Task:
  Input N
  Output: The smallest prime triplet whose primes are no less than N


Efficient algorithm: isPrime() is called once for each prime number after N 
----
m1, m2, m3 = 2, 2, 2
cur = n
while True:
    if isPrime(cur):
        m1,m2,m3 = m2, m3, cur
	if (m3 - m1 == 6) 
            find the prime triplet, exit
    cur = cur + 1
----

The complexity is in the isPrime function. Generic isPrime function like
the one below performs a lot of redundant mod operations - a lot of i
and i+2 are not prime numbers. This is dominating the run time. So to
have good performance, we need to have an isPrime function that performs
the least amount of mod operations.

Consider complexity, what is the complexity of the generic isPrime function?
The prime number theory says that the number of prime numbers up to N is approximately
N/log(N).

----
def is_prime(n):
    """Check if a number is a prime."""
    if n <= 1:
	return False
    if n <= 3:
        return True
    if n % 2 == 0 or n % 3 == 0:
	return False
    i = 5
    while i * i <= n:
	if n % i == 0 or n % (i + 2) == 0:
	return False
	i += 6
    return True
----

Idea for improvement:

1) Build a list of primes up to sqrt(N+100000) -- assume that the prime
triplet will be no bigger than N + 100000

2) Use a isPrime(x) function that only check whether x is divisible by
prime numbers only - by definition, this is the least number of mod
operations that any isPrime() function needs to perform.

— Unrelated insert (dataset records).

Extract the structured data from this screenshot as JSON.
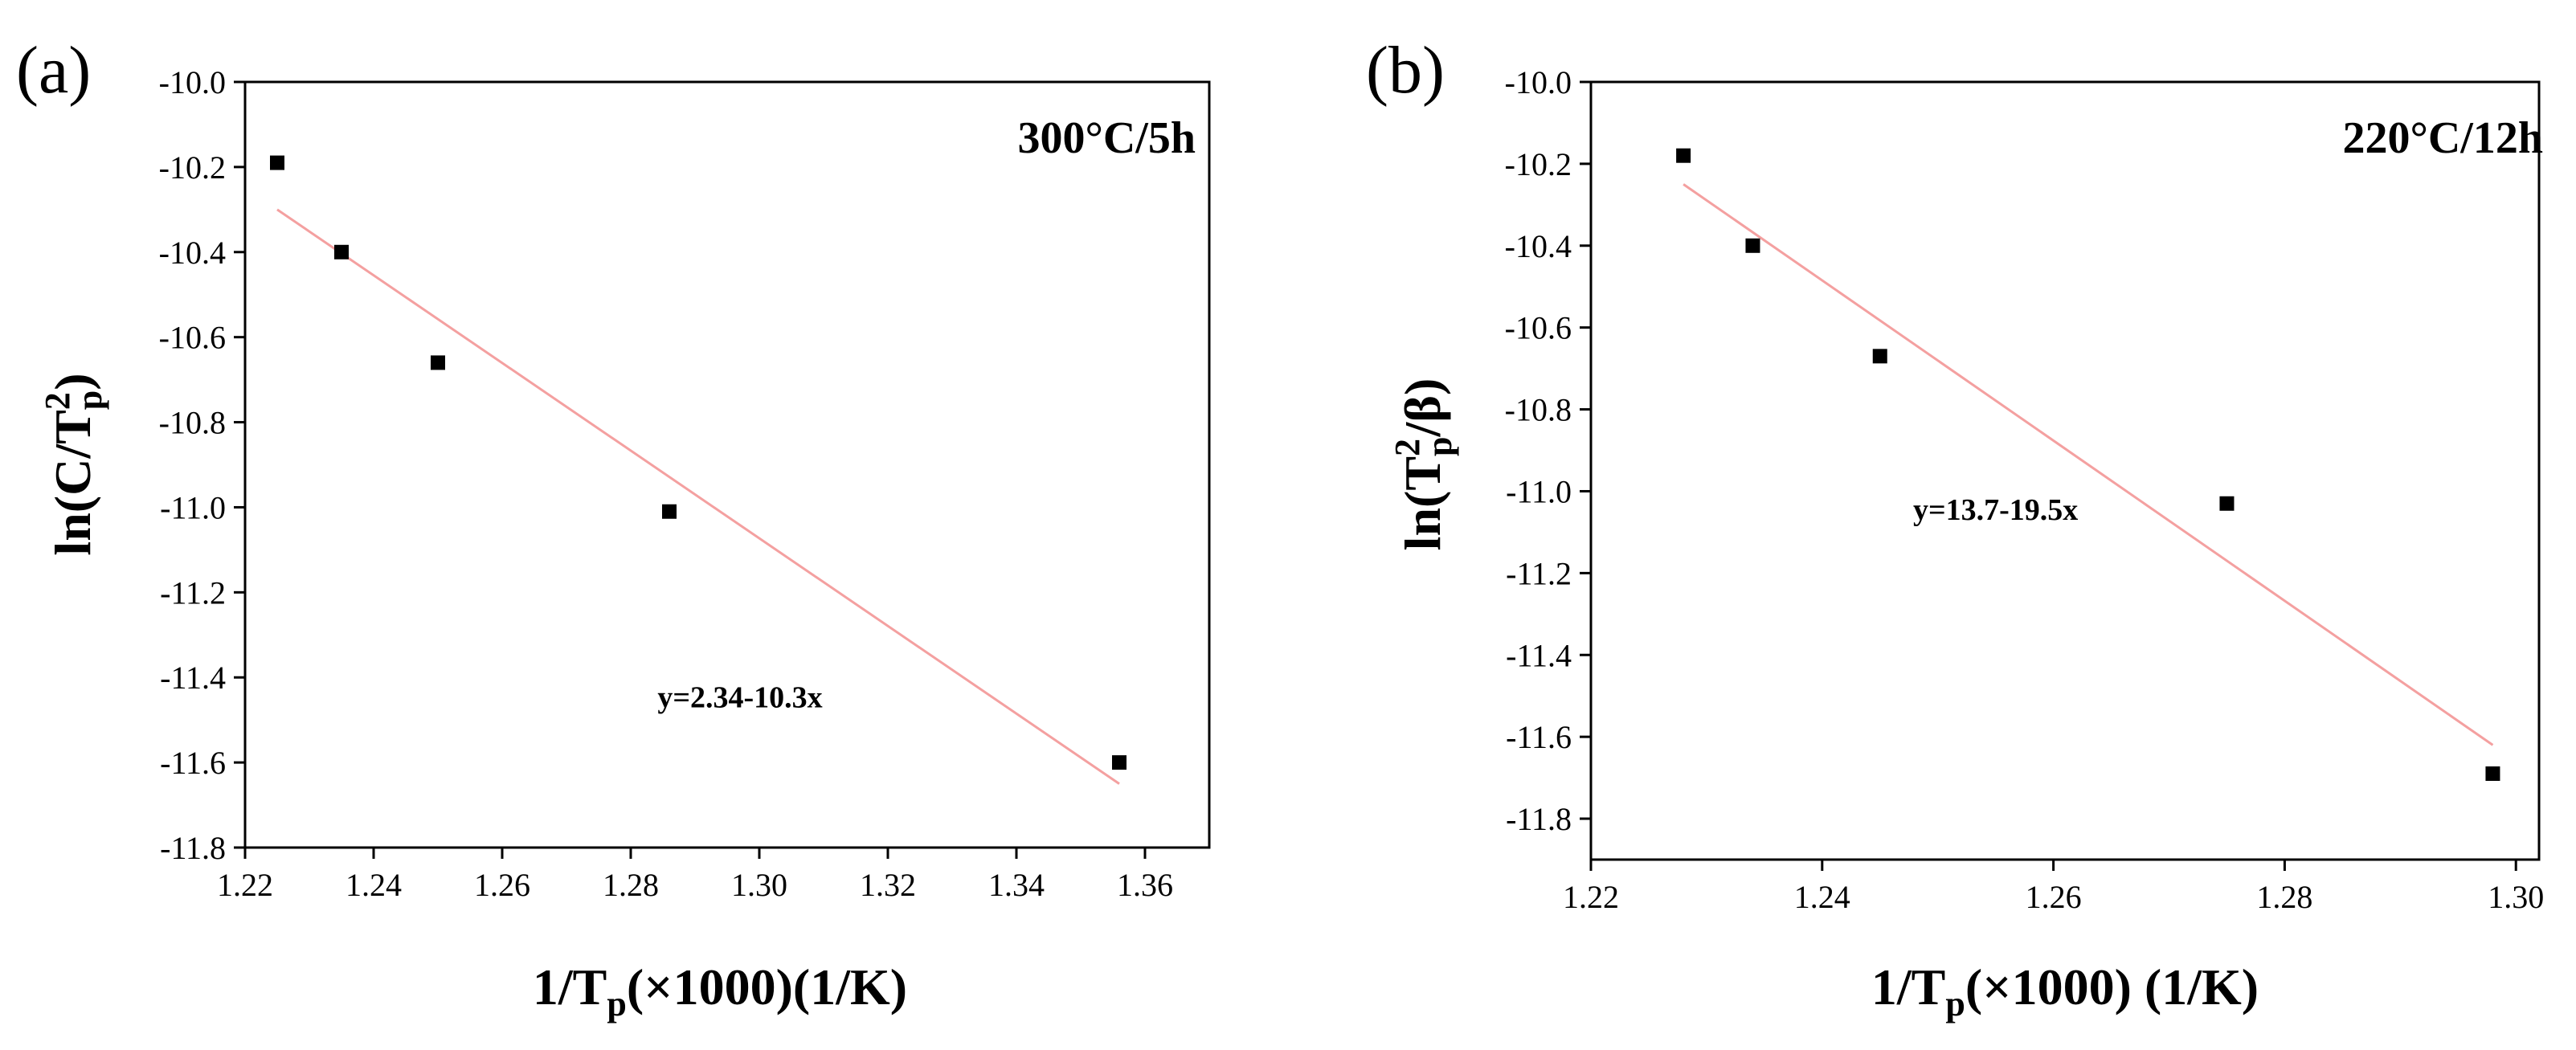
{
  "chart_data": [
    {
      "type": "scatter",
      "panel_label": "(a)",
      "condition": "300°C/5h",
      "xlabel": {
        "main": "1/T",
        "sub": "p",
        "rest": "(×1000)(1/K)"
      },
      "ylabel": {
        "pre": "ln(C/T",
        "sup": "2",
        "sub": "p",
        "post": ")"
      },
      "xlim": [
        1.22,
        1.37
      ],
      "ylim": [
        -11.8,
        -10.0
      ],
      "xticks": [
        1.22,
        1.24,
        1.26,
        1.28,
        1.3,
        1.32,
        1.34,
        1.36
      ],
      "xtick_labels": [
        "1.22",
        "1.24",
        "1.26",
        "1.28",
        "1.30",
        "1.32",
        "1.34",
        "1.36"
      ],
      "yticks": [
        -10.0,
        -10.2,
        -10.4,
        -10.6,
        -10.8,
        -11.0,
        -11.2,
        -11.4,
        -11.6,
        -11.8
      ],
      "ytick_labels": [
        "-10.0",
        "-10.2",
        "-10.4",
        "-10.6",
        "-10.8",
        "-11.0",
        "-11.2",
        "-11.4",
        "-11.6",
        "-11.8"
      ],
      "points": [
        {
          "x": 1.225,
          "y": -10.19
        },
        {
          "x": 1.235,
          "y": -10.4
        },
        {
          "x": 1.25,
          "y": -10.66
        },
        {
          "x": 1.286,
          "y": -11.01
        },
        {
          "x": 1.356,
          "y": -11.6
        }
      ],
      "fit": {
        "x": [
          1.225,
          1.356
        ],
        "y": [
          -10.3,
          -11.65
        ]
      },
      "equation": "y=2.34-10.3x",
      "equation_pos": {
        "x": 1.297,
        "y": -11.47
      },
      "colors": {
        "points": "#000000",
        "fit": "#f4a0a0"
      }
    },
    {
      "type": "scatter",
      "panel_label": "(b)",
      "condition": "220°C/12h",
      "xlabel": {
        "main": "1/T",
        "sub": "p",
        "rest": "(×1000) (1/K)"
      },
      "ylabel": {
        "pre": "ln(T",
        "sup": "2",
        "sub": "p",
        "post": "/β)"
      },
      "xlim": [
        1.22,
        1.302
      ],
      "ylim": [
        -11.9,
        -10.0
      ],
      "xticks": [
        1.22,
        1.24,
        1.26,
        1.28,
        1.3
      ],
      "xtick_labels": [
        "1.22",
        "1.24",
        "1.26",
        "1.28",
        "1.30"
      ],
      "yticks": [
        -10.0,
        -10.2,
        -10.4,
        -10.6,
        -10.8,
        -11.0,
        -11.2,
        -11.4,
        -11.6,
        -11.8
      ],
      "ytick_labels": [
        "-10.0",
        "-10.2",
        "-10.4",
        "-10.6",
        "-10.8",
        "-11.0",
        "-11.2",
        "-11.4",
        "-11.6",
        "-11.8"
      ],
      "points": [
        {
          "x": 1.228,
          "y": -10.18
        },
        {
          "x": 1.234,
          "y": -10.4
        },
        {
          "x": 1.245,
          "y": -10.67
        },
        {
          "x": 1.275,
          "y": -11.03
        },
        {
          "x": 1.298,
          "y": -11.69
        }
      ],
      "fit": {
        "x": [
          1.228,
          1.298
        ],
        "y": [
          -10.25,
          -11.62
        ]
      },
      "equation": "y=13.7-19.5x",
      "equation_pos": {
        "x": 1.255,
        "y": -11.07
      },
      "colors": {
        "points": "#000000",
        "fit": "#f4a0a0"
      }
    }
  ]
}
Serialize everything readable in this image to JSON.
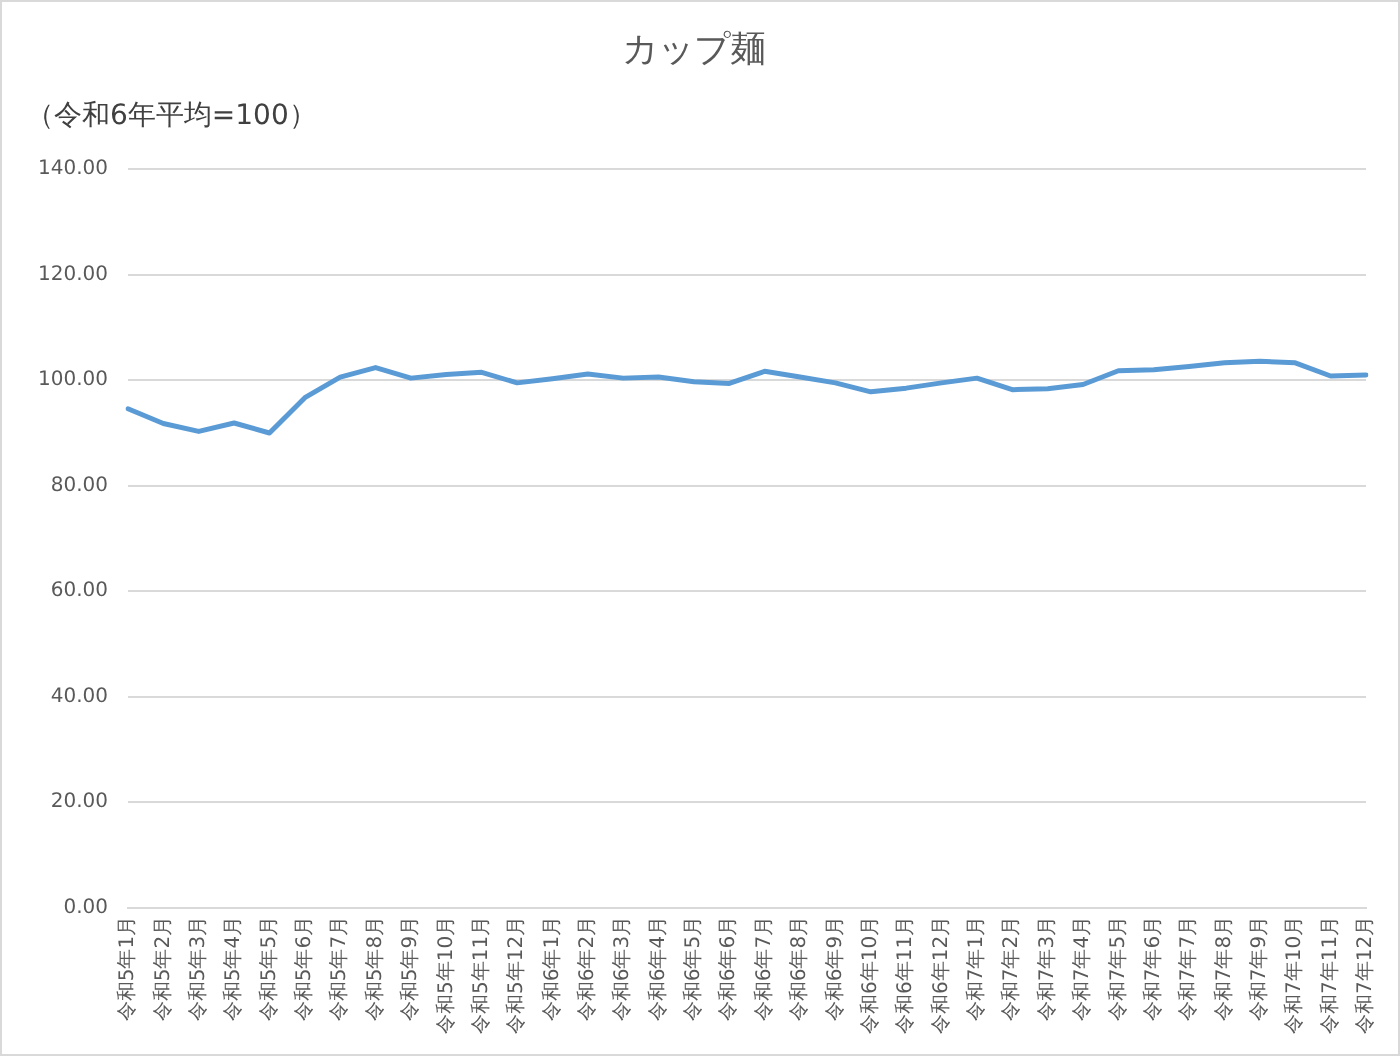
{
  "chart_data": {
    "type": "line",
    "title": "カップ麺",
    "ylabel": "（令和6年平均=100）",
    "categories": [
      "令和5年1月",
      "令和5年2月",
      "令和5年3月",
      "令和5年4月",
      "令和5年5月",
      "令和5年6月",
      "令和5年7月",
      "令和5年8月",
      "令和5年9月",
      "令和5年10月",
      "令和5年11月",
      "令和5年12月",
      "令和6年1月",
      "令和6年2月",
      "令和6年3月",
      "令和6年4月",
      "令和6年5月",
      "令和6年6月",
      "令和6年7月",
      "令和6年8月",
      "令和6年9月",
      "令和6年10月",
      "令和6年11月",
      "令和6年12月",
      "令和7年1月",
      "令和7年2月",
      "令和7年3月",
      "令和7年4月",
      "令和7年5月",
      "令和7年6月",
      "令和7年7月",
      "令和7年8月",
      "令和7年9月",
      "令和7年10月",
      "令和7年11月",
      "令和7年12月"
    ],
    "series": [
      {
        "color": "#5b9bd5",
        "values": [
          94.6,
          91.8,
          90.3,
          91.9,
          90.0,
          96.7,
          100.6,
          102.4,
          100.4,
          101.1,
          101.5,
          99.5,
          100.3,
          101.2,
          100.4,
          100.6,
          99.7,
          99.4,
          101.7,
          100.6,
          99.5,
          97.8,
          98.5,
          99.5,
          100.4,
          98.2,
          98.4,
          99.2,
          101.8,
          102.0,
          102.6,
          103.3,
          103.6,
          103.3,
          100.8,
          101.0
        ]
      }
    ],
    "ylim": [
      0,
      140
    ],
    "yticks": [
      {
        "value": 0,
        "label": "0.00"
      },
      {
        "value": 20,
        "label": "20.00"
      },
      {
        "value": 40,
        "label": "40.00"
      },
      {
        "value": 60,
        "label": "60.00"
      },
      {
        "value": 80,
        "label": "80.00"
      },
      {
        "value": 100,
        "label": "100.00"
      },
      {
        "value": 120,
        "label": "120.00"
      },
      {
        "value": 140,
        "label": "140.00"
      }
    ],
    "grid": "y",
    "legend": false,
    "marker": "none",
    "line_style": "solid"
  }
}
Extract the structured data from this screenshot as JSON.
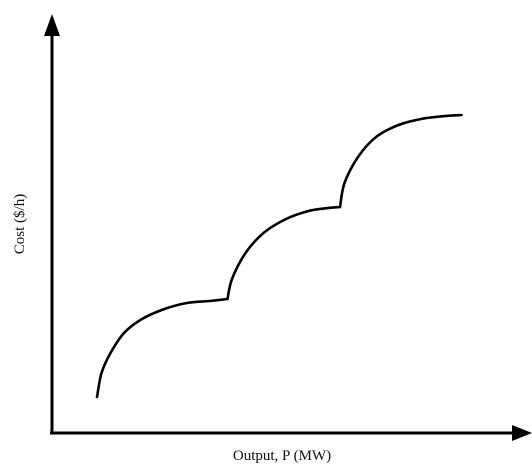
{
  "chart_data": {
    "type": "line",
    "title": "",
    "xlabel": "Output, P (MW)",
    "ylabel": "Cost ($/h)",
    "xlim": [
      0,
      10
    ],
    "ylim": [
      0,
      10
    ],
    "grid": false,
    "legend": "none",
    "series": [
      {
        "segments": [
          {
            "x": [
              1.0,
              1.1,
              1.3,
              1.6,
              2.0,
              2.5,
              3.0,
              3.5,
              3.9
            ],
            "y": [
              0.9,
              1.5,
              2.0,
              2.5,
              2.85,
              3.1,
              3.25,
              3.3,
              3.35
            ]
          },
          {
            "x": [
              3.9,
              4.0,
              4.3,
              4.7,
              5.2,
              5.7,
              6.1,
              6.4
            ],
            "y": [
              3.35,
              3.85,
              4.5,
              5.0,
              5.35,
              5.55,
              5.62,
              5.65
            ]
          },
          {
            "x": [
              6.4,
              6.5,
              6.8,
              7.2,
              7.7,
              8.2,
              8.7,
              9.1
            ],
            "y": [
              5.65,
              6.25,
              6.9,
              7.4,
              7.7,
              7.85,
              7.92,
              7.95
            ]
          }
        ]
      }
    ],
    "colors": {
      "line": "#000000",
      "axis": "#000000",
      "background": "#ffffff"
    }
  }
}
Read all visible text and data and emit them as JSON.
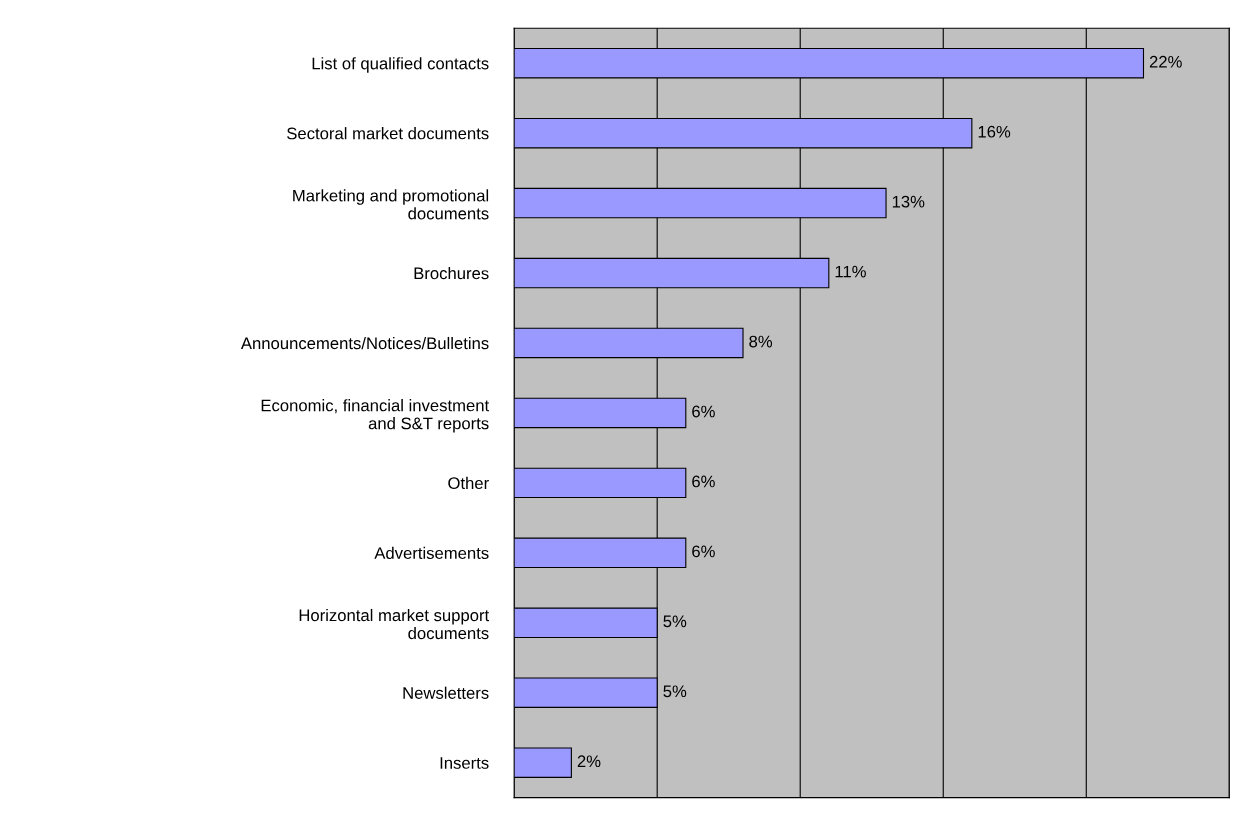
{
  "chart_data": {
    "type": "bar",
    "orientation": "horizontal",
    "categories": [
      "List of qualified contacts",
      "Sectoral market documents",
      "Marketing and promotional\ndocuments",
      "Brochures",
      "Announcements/Notices/Bulletins",
      "Economic, financial investment\nand S&T reports",
      "Other",
      "Advertisements",
      "Horizontal market support\ndocuments",
      "Newsletters",
      "Inserts"
    ],
    "values": [
      22,
      16,
      13,
      11,
      8,
      6,
      6,
      6,
      5,
      5,
      2
    ],
    "value_labels": [
      "22%",
      "16%",
      "13%",
      "11%",
      "8%",
      "6%",
      "6%",
      "6%",
      "5%",
      "5%",
      "2%"
    ],
    "color": "#9999ff",
    "xlim": [
      0,
      25
    ],
    "xticks": [
      {
        "value": 0,
        "label": null
      },
      {
        "value": 5,
        "label": null
      },
      {
        "value": 10,
        "label": null
      },
      {
        "value": 15,
        "label": null
      },
      {
        "value": 20,
        "label": null
      },
      {
        "value": 25,
        "label": null
      }
    ],
    "tick_labels": "y",
    "grid": "x"
  }
}
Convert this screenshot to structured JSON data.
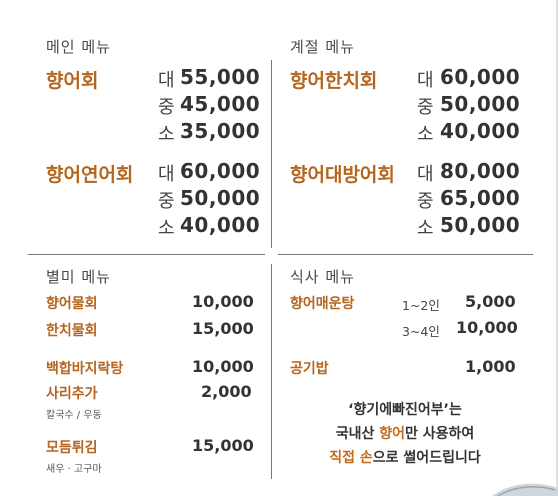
{
  "main": {
    "title": "메인 메뉴",
    "items": [
      {
        "name": "향어회",
        "sizes": [
          {
            "size": "대",
            "price": "55,000"
          },
          {
            "size": "중",
            "price": "45,000"
          },
          {
            "size": "소",
            "price": "35,000"
          }
        ]
      },
      {
        "name": "향어연어회",
        "sizes": [
          {
            "size": "대",
            "price": "60,000"
          },
          {
            "size": "중",
            "price": "50,000"
          },
          {
            "size": "소",
            "price": "40,000"
          }
        ]
      }
    ]
  },
  "seasonal": {
    "title": "계절 메뉴",
    "items": [
      {
        "name": "향어한치회",
        "sizes": [
          {
            "size": "대",
            "price": "60,000"
          },
          {
            "size": "중",
            "price": "50,000"
          },
          {
            "size": "소",
            "price": "40,000"
          }
        ]
      },
      {
        "name": "향어대방어회",
        "sizes": [
          {
            "size": "대",
            "price": "80,000"
          },
          {
            "size": "중",
            "price": "65,000"
          },
          {
            "size": "소",
            "price": "50,000"
          }
        ]
      }
    ]
  },
  "specialty": {
    "title": "별미 메뉴",
    "items": [
      {
        "name": "향어물회",
        "price": "10,000",
        "sub": ""
      },
      {
        "name": "한치물회",
        "price": "15,000",
        "sub": ""
      },
      {
        "name": "백합바지락탕",
        "price": "10,000",
        "sub": ""
      },
      {
        "name": "사리추가",
        "price": "2,000",
        "sub": "칼국수 / 우동"
      },
      {
        "name": "모듬튀김",
        "price": "15,000",
        "sub": "새우 · 고구마"
      }
    ]
  },
  "meal": {
    "title": "식사 메뉴",
    "items": [
      {
        "name": "향어매운탕",
        "options": [
          {
            "qty": "1~2인",
            "price": "5,000"
          },
          {
            "qty": "3~4인",
            "price": "10,000"
          }
        ]
      },
      {
        "name": "공기밥",
        "price": "1,000"
      }
    ]
  },
  "slogan": {
    "line1": "‘향기에빠진어부’는",
    "line2_pre": "국내산 ",
    "line2_hl": "향어",
    "line2_post": "만 사용하여",
    "line3_pre": "직접 ",
    "line3_hl": "손",
    "line3_post": "으로 썰어드립니다"
  },
  "colors": {
    "accent": "#b5651d",
    "text": "#333333",
    "divider": "#777777"
  }
}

Final algorithm (in assignment3_provided.py):

-------------
def isPrime(n):
    i=0
    b = int(math.sqrt(n)) + 1
    pLen = len(primes)
    while i < pLen and (primes[i] < b):
        if n % primes[i] == 0:
	    return False
	i = i + 1
    return True

largestPrimeNeeded = int (math.sqrt(n + 100000))
makePrimeList(largestPrimeNeeded)

m1, m2, m3 = 2, 2, 2
cur = n
while True:
    if isPrime(cur):
        m1,m2,m3 = m2, m3, cur
	if (m3 - m1 == 6) 
            find the prime triplet, exit
    cur = cur + 1
-------------

Parallelizing strategy:

1. Find out where the time is spent, both the makePrimeList()
   and the loop to search for the prime triplet takes a lot of time
   -- both need to be parallelized with multiprocessing

2. We discussed how to parallelize makePrimeList() in the class

3. Parallelize the search?
   The sequence algorithm find one new primes number, and check prime triplet

   parallel algorithm can use multiple workers to find all primes numbers in
   a range with each worker finding all primes in a range of a fixed size such as 100:
   worker 0 find primes from in [cur, cur+100), worker 1 find
   primes in [cur+100, cur+200) and so on. In one round all primes
   in [cur, cur + nprocs * 100). The main thread then check if
   prime triplet can be found with this set of primes (sort them if it makes
   easier). If a prime triplet is not found in a round, cur = cur + nprocs * 100 and repeat.

----
start nprocs workers
m1, m2, m3 = 2, 2, 2
cur = n
while True:
      1. Give each worker process a range of X (X=100 or other value) numbers
      to find prime numbers among them, nprocs workers will find
      all primes in [cur, cur + nprocs * X)
      2. Get all primes found, sort them.
      3. consider all the primes found to see if the smallest prime triplet
         is found
      4. If yes, output and done
      5. If not, cur = cur + nprocs * X, back to the while loop.
----